Patients with impaired renal function. In patients with impaired renal function, loop diuretics are preferred over thiazide diuretics. Prior to initiation of therapy with Atacand Plus in patients with mild or moderate renal impairment (Cl creatinine ≥30 ml / min / 1.73 m 2), including patients on hemodialysis, it is recommended to titrate the dose of candesartan (through Atacand monotherapy), starting with 4 mg.

The drug Atacand Plus is contraindicated in patients with severe renal insufficiency (Cl creatinine<30 мл/мин/1,73 м 2).

Patients with reduced BCC. For patients at risk of arterial hypotension, for example, for patients with reduced BCC, it is recommended to titrate the dose of candesartan (through Atacand monotherapy) starting from 4 mg.

Use in children and adolescents. The safety and efficacy of Atacanda Plus in children and adolescents (under 18 years of age) have not been established.

Overdose

Symptoms: analysis of the pharmacological properties of the drug suggests that the main manifestation of an overdose may be a clinically pronounced decrease in blood pressure and dizziness. Individual cases of overdose of the drug (up to 672 mg of candesartan) have been described, which ended in the recovery of patients without serious consequences.

The main manifestation of an overdose of hydrochlorothiazide is an acute loss of fluid and electrolytes. Symptoms such as dizziness, decreased blood pressure, dry mouth, tachycardia, ventricular arrhythmia, loss of consciousness and muscle cramps were also observed.

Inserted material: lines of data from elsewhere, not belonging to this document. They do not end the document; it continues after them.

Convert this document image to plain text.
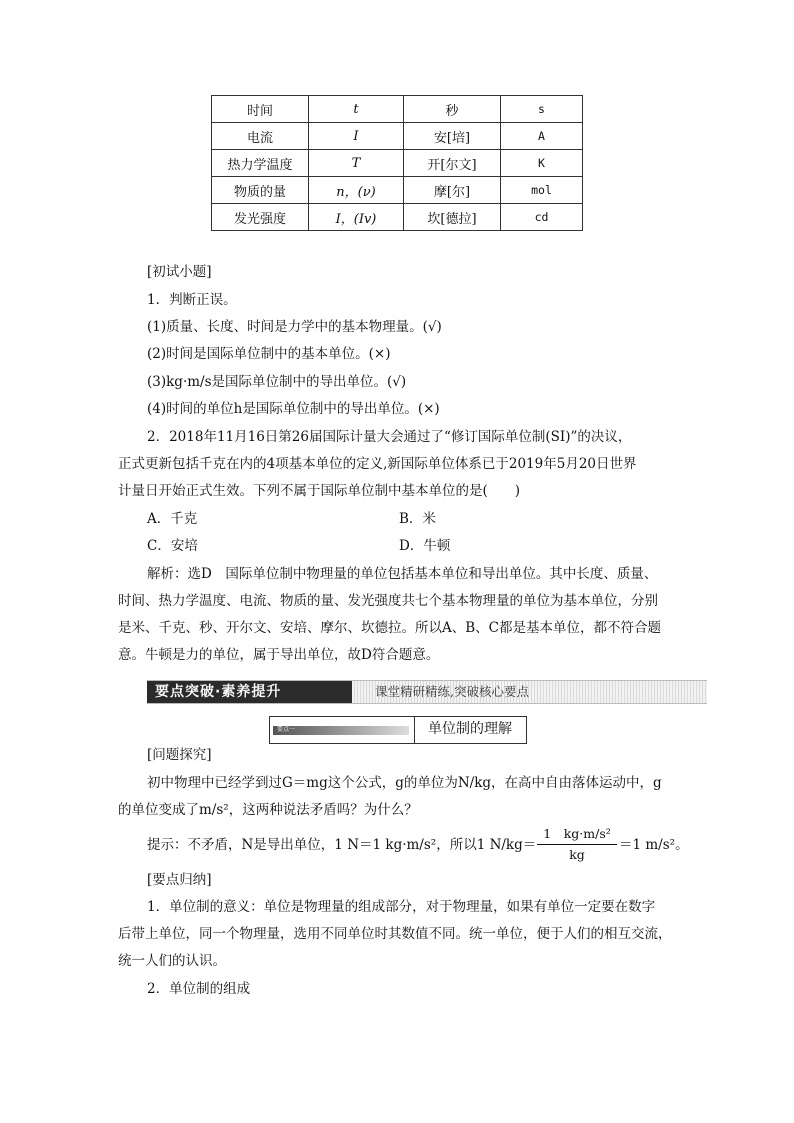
时间	t	秒	s
电流	I	安[培]	A
热力学温度	T	开[尔文]	K
物质的量	n，(ν)	摩[尔]	mol
发光强度	I，(Iv)	坎[德拉]	cd
[初试小题]
1．判断正误。
(1)质量、长度、时间是力学中的基本物理量。(√)
(2)时间是国际单位制中的基本单位。(×)
(3)kg·m/s是国际单位制中的导出单位。(√)
(4)时间的单位h是国际单位制中的导出单位。(×)
2．2018年11月16日第26届国际计量大会通过了“修订国际单位制(SI)”的决议，
正式更新包括千克在内的4项基本单位的定义,新国际单位体系已于2019年5月20日世界
计量日开始正式生效。下列不属于国际单位制中基本单位的是(　　)
A．千克	B．米
C．安培	D．牛顿
解析：选D　国际单位制中物理量的单位包括基本单位和导出单位。其中长度、质量、
时间、热力学温度、电流、物质的量、发光强度共七个基本物理量的单位为基本单位，分别
是米、千克、秒、开尔文、安培、摩尔、坎德拉。所以A、B、C都是基本单位，都不符合题
意。牛顿是力的单位，属于导出单位，故D符合题意。
要点突破·素养提升	课堂精研精练,突破核心要点
要点一	单位制的理解
[问题探究]
初中物理中已经学到过G＝mg这个公式，g的单位为N/kg，在高中自由落体运动中，g
的单位变成了m/s²，这两种说法矛盾吗？为什么？
提示：不矛盾，N是导出单位，1 N＝1 kg·m/s²，所以1 N/kg＝
1　kg·m/s²
kg
＝1 m/s²。
[要点归纳]
1．单位制的意义：单位是物理量的组成部分，对于物理量，如果有单位一定要在数字
后带上单位，同一个物理量，选用不同单位时其数值不同。统一单位，便于人们的相互交流，
统一人们的认识。
2．单位制的组成
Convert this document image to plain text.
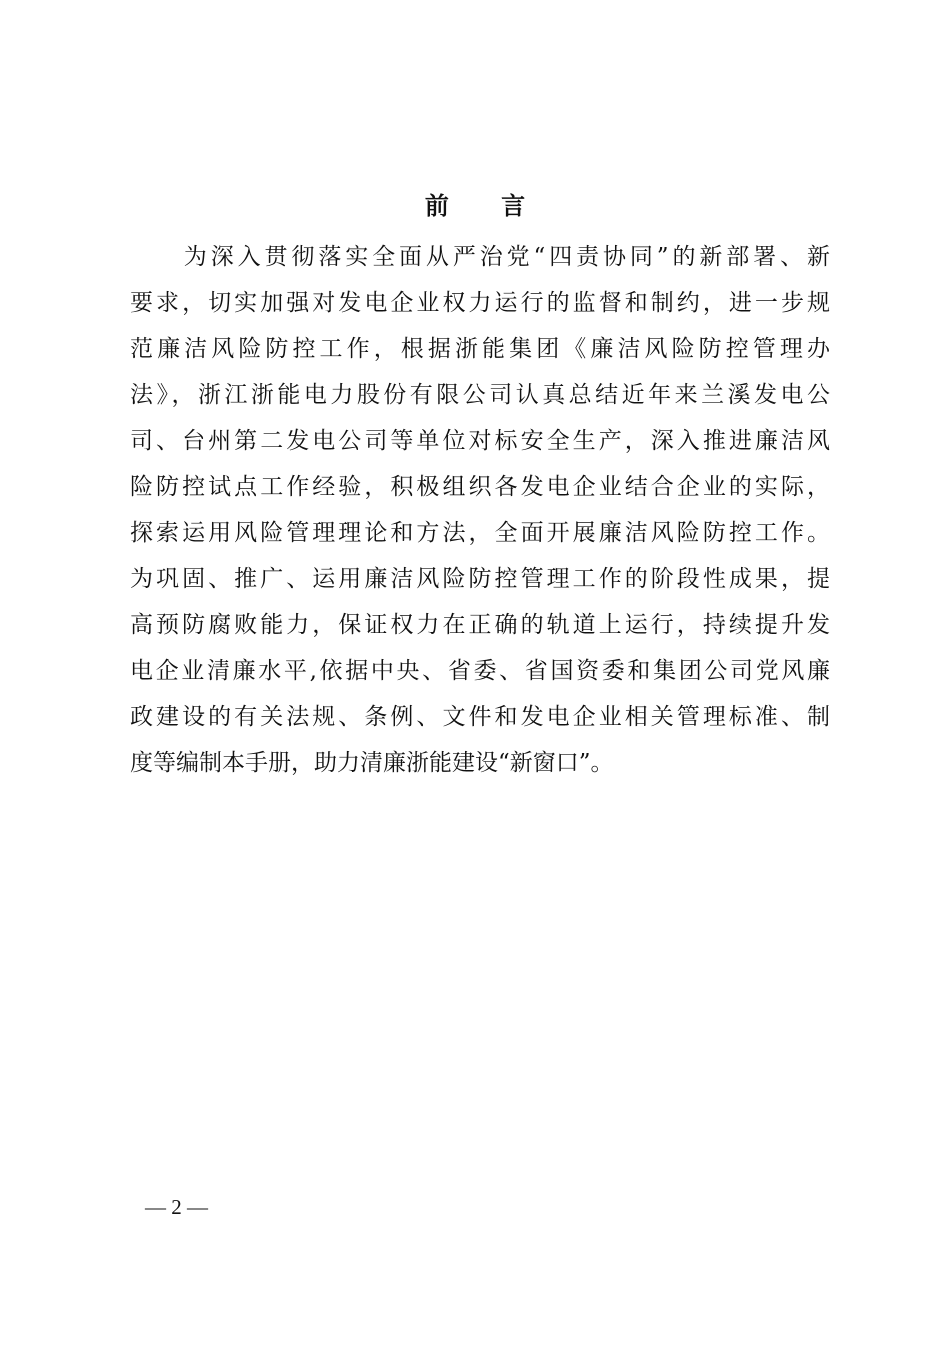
前 言
　　为深入贯彻落实全面从严治党“四责协同”的新部署、新
要求，切实加强对发电企业权力运行的监督和制约，进一步规
范廉洁风险防控工作，根据浙能集团《廉洁风险防控管理办
法》，浙江浙能电力股份有限公司认真总结近年来兰溪发电公
司、台州第二发电公司等单位对标安全生产，深入推进廉洁风
险防控试点工作经验，积极组织各发电企业结合企业的实际，
探索运用风险管理理论和方法，全面开展廉洁风险防控工作。
为巩固、推广、运用廉洁风险防控管理工作的阶段性成果，提
高预防腐败能力，保证权力在正确的轨道上运行，持续提升发
电企业清廉水平,依据中央、省委、省国资委和集团公司党风廉
政建设的有关法规、条例、文件和发电企业相关管理标准、制
度等编制本手册，助力清廉浙能建设“新窗口”。
— 2 —
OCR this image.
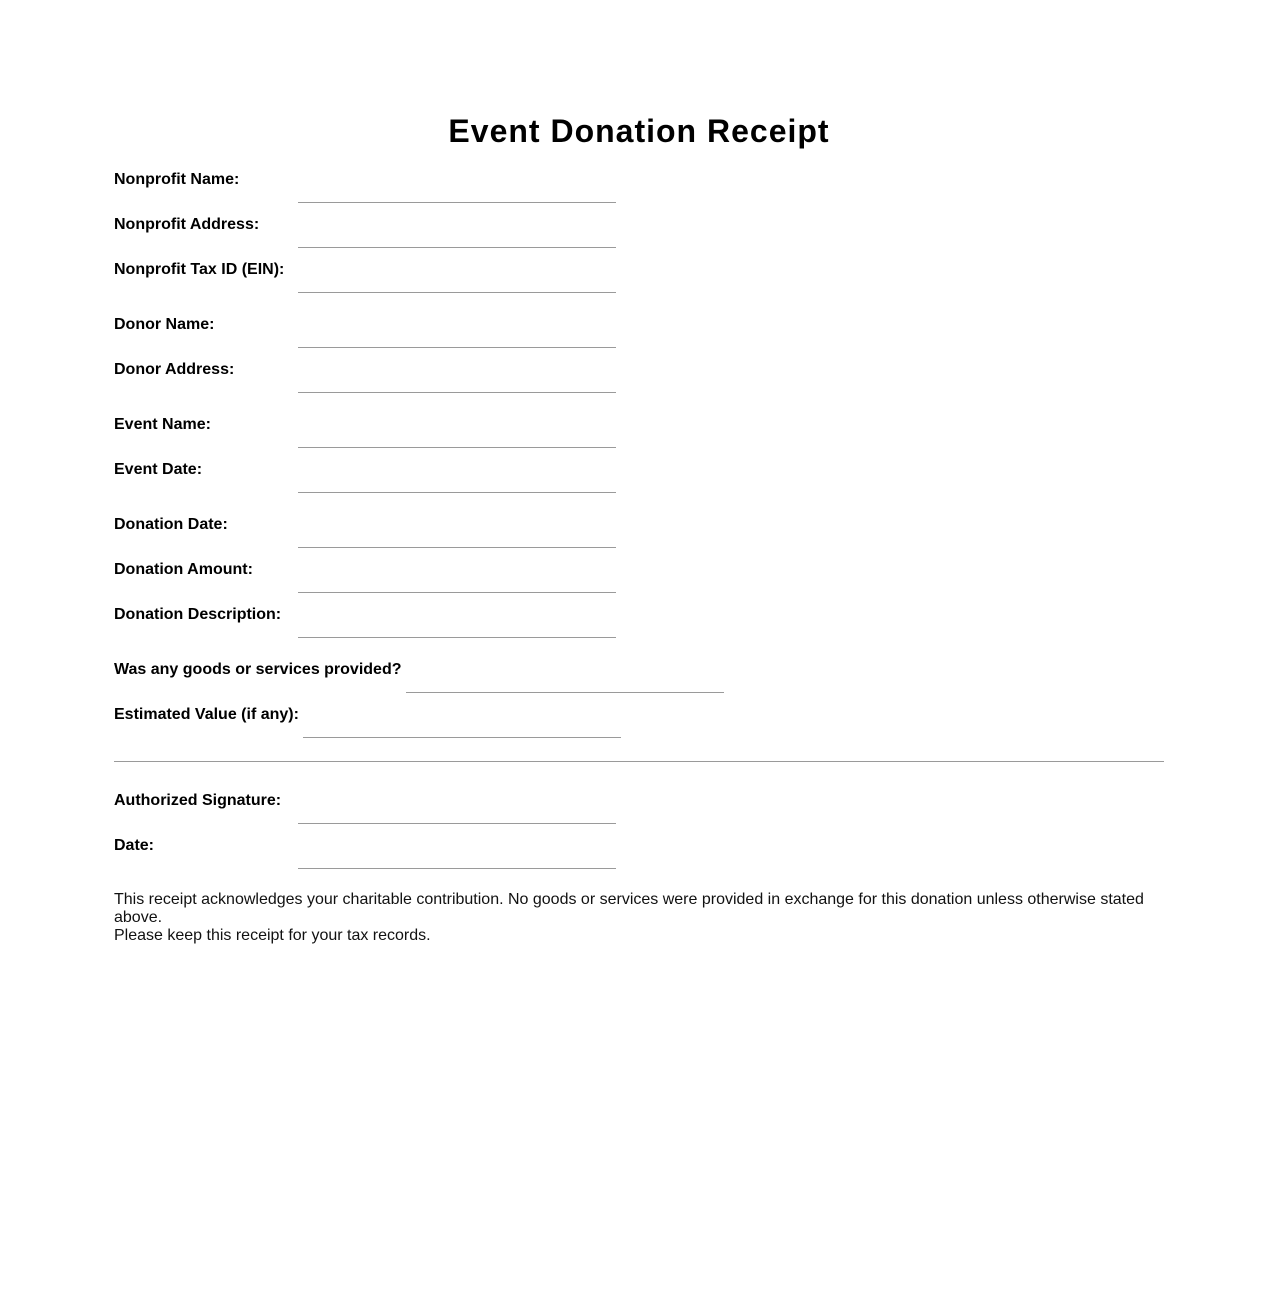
Event Donation Receipt
Nonprofit Name:
Nonprofit Address:
Nonprofit Tax ID (EIN):
Donor Name:
Donor Address:
Event Name:
Event Date:
Donation Date:
Donation Amount:
Donation Description:
Was any goods or services provided?
Estimated Value (if any):
Authorized Signature:
Date:

This receipt acknowledges your charitable contribution. No goods or services were provided in exchange for this donation unless otherwise stated above.

Please keep this receipt for your tax records.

Treatment: with the development of a clinically pronounced decrease in blood pressure, it is necessary to carry out symptomatic treatment and monitor the patient's condition. Lay the patient on their back and raise their legs. If necessary, the BCC should be increased, for example, by intravenous administration of an isotonic sodium chloride solution. If necessary, sympathomimetic agents may be prescribed. Removal of candesartan and hydrochlorothiazide by hemodialysis is unlikely.